CHICAGO, IL. – Tasting Languedoc wines on the 33rd floor overlooking Lake Michigan isn’t a bad way to spend a Tuesday afternoon.
|Retailers sample Languedoc wines at W. Lakeshore, Chicago|
That was just what I did April 3 in downtown Windy City participating in one of three U.S. L’Aventure Languedoc tastings with U.S. distributors of Languedoc wines. The event is geared mostly for retailers and other buyers but it’s educational and interesting to hear what retailers are looking for and what importers, winemakers, and Languedoc leaders think retailers should be looking for when promoting Languedoc wines.
I’m starting to get more invitations of this nature but it’s hard for me to justify taking a day off work, the cost of parking, the drive, hotel, etc. But meeting a good friend for dinner was enough for a little ‘what the heck’ trip to Chicago.
I spent a week in the Languedoc in January learning about organic wines. The wines I tasted were made almost exclusively with traditional methods and presented by 10 different distributors.
I left again convinced of the tremendous quality for value the Languedoc offers winos.
The reds are full bodied and rich, the unusual whites are crisp and often soft on the palate. The Roses, right next door to Provence, are soft but perfect for summer sipping.
I’m not a big sparking fan and left generally unimpressed with the sparklers, but one strike is a pretty good batting average.
What most impressed me, though, was the education session put on by the Benson Marketing Group which promotes Languedoc wines. Account executive David Cohn told me his company likes to include an education component and not just a wine tasting. He’s right. I’m sometimes shocked how little retailers know about a given region or its wines. Now, no retailer can be an expert of all the world’s wine regions but a specialty tasting like this one makes sense when it includes an education component.
Two retailers joined Frederic Jeanjean, President of the Languedoc AOC, to talk not just about the wines and the region, but also how the wines should be promoted or presented to consumers.

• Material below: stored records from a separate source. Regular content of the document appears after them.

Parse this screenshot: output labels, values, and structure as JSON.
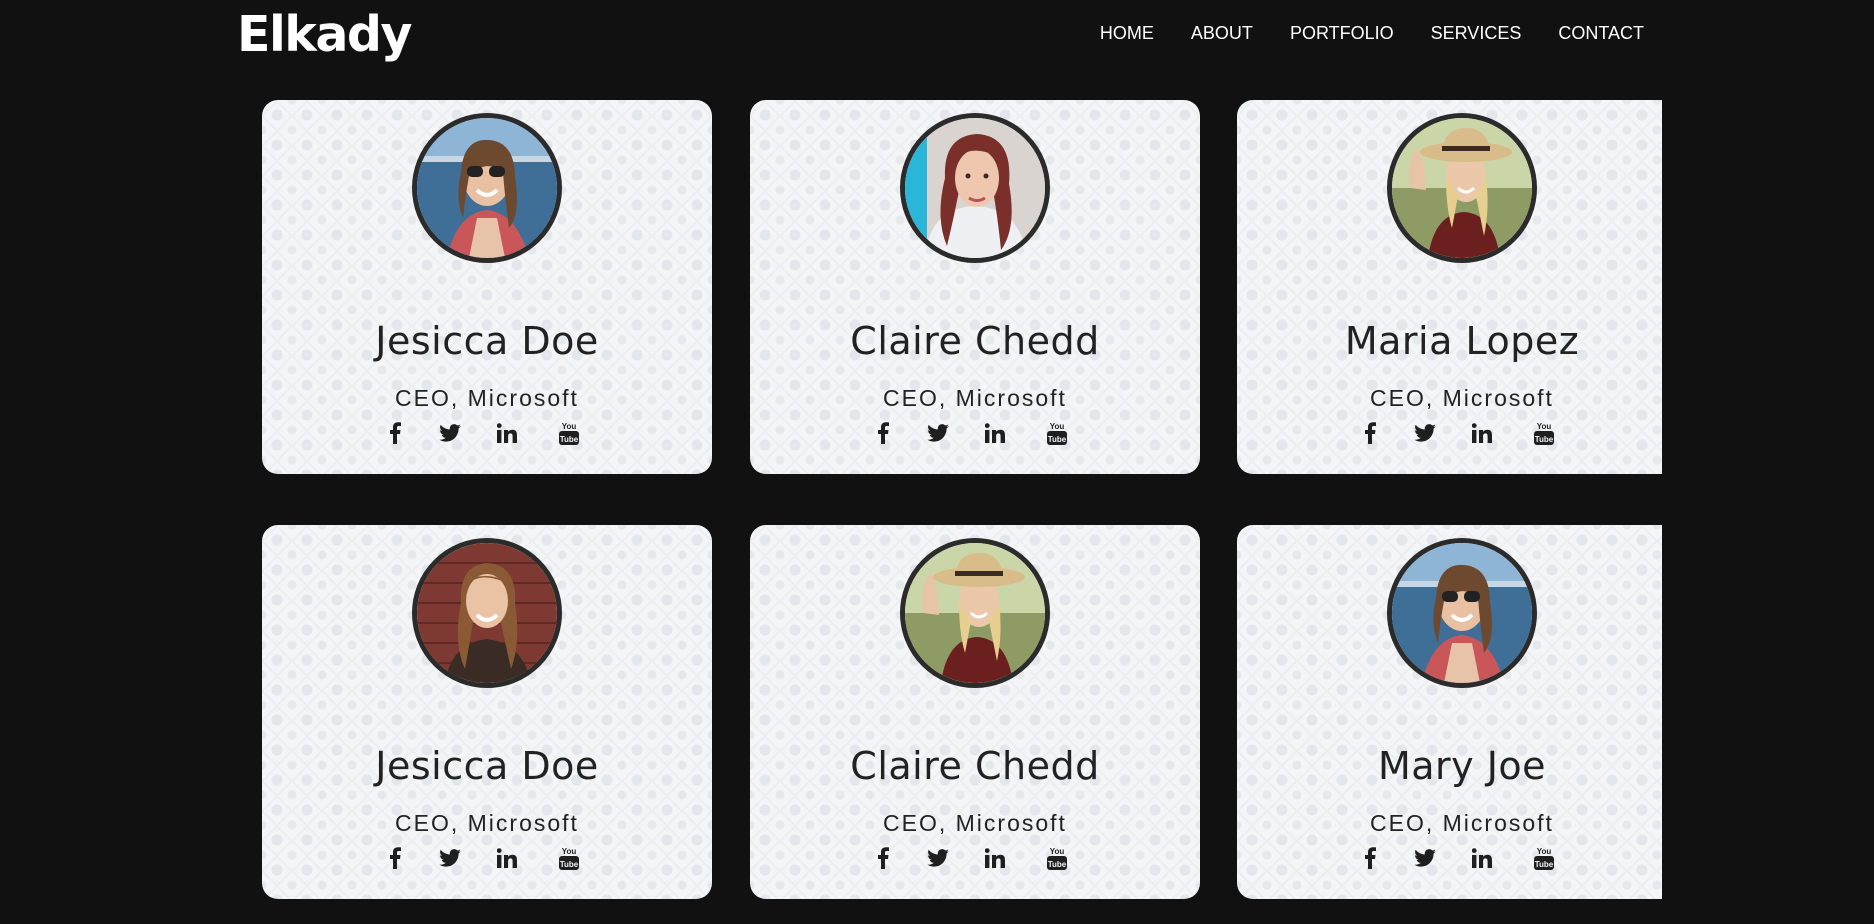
{
  "header": {
    "logo": "Elkady",
    "nav": [
      {
        "label": "HOME"
      },
      {
        "label": "ABOUT"
      },
      {
        "label": "PORTFOLIO"
      },
      {
        "label": "SERVICES"
      },
      {
        "label": "CONTACT"
      }
    ]
  },
  "cards": [
    {
      "name": "Jesicca Doe",
      "role": "CEO, Microsoft",
      "avatar": "woman-sunglasses-sea"
    },
    {
      "name": "Claire Chedd",
      "role": "CEO, Microsoft",
      "avatar": "woman-red-hair"
    },
    {
      "name": "Maria Lopez",
      "role": "CEO, Microsoft",
      "avatar": "woman-straw-hat"
    },
    {
      "name": "Jesicca Doe",
      "role": "CEO, Microsoft",
      "avatar": "woman-brick-wall"
    },
    {
      "name": "Claire Chedd",
      "role": "CEO, Microsoft",
      "avatar": "woman-straw-hat"
    },
    {
      "name": "Mary Joe",
      "role": "CEO, Microsoft",
      "avatar": "woman-sunglasses-sea"
    }
  ],
  "social_icons": [
    "facebook-icon",
    "twitter-icon",
    "linkedin-icon",
    "youtube-icon"
  ],
  "colors": {
    "page_background": "#111111",
    "card_background": "#f4f5f6",
    "text_dark": "#222222",
    "avatar_border": "#2b2b2b"
  }
}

Languedoc wines are a great value, most drinking well above that magic $12-$16 range you’ll pay.
|Nice view of Lake Michigan, Navy Pier from 33rd floor.|
Barbara Glunz, from one of Chicago’s oldest wine shops – the House of Glunz, urged retailers to learn more. “I think people come to us because they want to learn something,” she said. “People love a wine with a story. And if they learn something they’ll want to come back to see what else you know.”
Discussion including pronouncing the French names, the always-controversial topic of French wine labeling was part of the 45-minute session.
“We don’t want to copy the other appelations,” Jeanjean said. “We want to be unique. Even though we were one of the first regions of the world to produce wine with the Romans, we are young. This is our Renaissance period.”
Here are some labels I tasted and thought were standouts:
Chateau des Karantas Languedoc – The Karantas wines from the La Clape region are affordably priced and really nicely-balanced, full-bodied wines. They are distributed by Carroll Distributors in Indiana.
Gerard Bertrand Wines – Bertrand was named European Winery of the Year by Wine Enthusiast and tasting a couple of the wines proved the accolades. I tasted my first-ever PicPoul wine at the Bertrand table and enjoyed the light and soft white.
Les Deux Rives Corbieres – Lex Deux Rives wines were consistently good from the white, rose through the Chateau d’Aussieres Corbieres which was the best red blend I tasted all day. This is another label widely distributed, including Indiana.